Some of the bones found by amateur palaeontologists at West Runton on the Norfolk coast. Credit: ITV News Anglia

The amateur palaeontologist said the diggers were going horizontally into the cliff to remove the bones and that they were careful to stay safe.

He urged the general public to stay clear of the area, adding: "We are very aware of the cliffs and what they can do so we make sure things are safe and there is always someone observing the cliffs above."

The fossil hunters said they had tipped off local museums, as well as experts at the University of Cambridge.

The first West Runton Mammoth was discovered in 1990 when locals Margaret and Harold Hems spotted what looked like a large bone sticking out of the cliff.

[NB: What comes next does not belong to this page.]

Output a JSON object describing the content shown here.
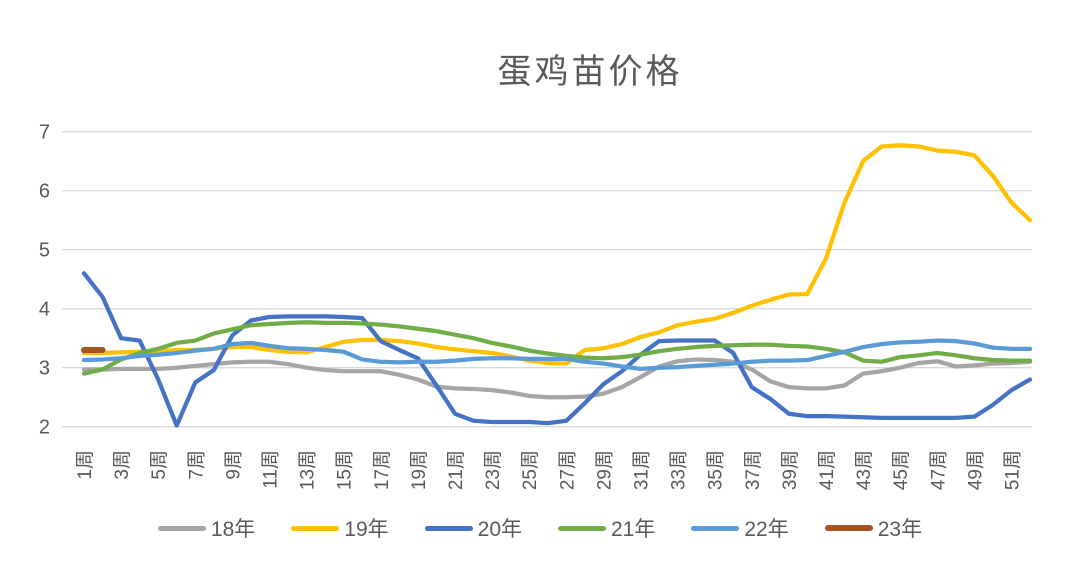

More bones turned up a year later and Norfolk Museums Service launched a three-month dig in 1995 with the Norfolk Archaeological Unit.

The excavation unearthed four-fifths of a mammoth skeleton.

It was the most complete example of a so-called Steppe mammoth ever discovered in Britain.

The first West Runton Mammoth was discovered in 1990 when locals spotted what looked like a large bone sticking out of the cliff. Credit: ITV News Anglia

The Steppe mammoth was an ancestor of the woolly mammoth and would have lived in open forest and grassland, eating grass and other vegetation

It would have been four metres tall at the shoulder and weighed 10 tonnes - twice as much as one of today's African elephants.

Excavations revealed the mammoth was a male who died at the age of 42 in a fresh water river bed.

It is thought the animal was disabled by having a bad leg and probably fell into the mud and was unable to get up.

Most of the West Runton mammoth is in storage at the Norfolk Collections Centre at Gressenhall Farm and Workhouse, but there is a dedicated display at Cromer Museum as well as a small display in Norwich Castle Museum.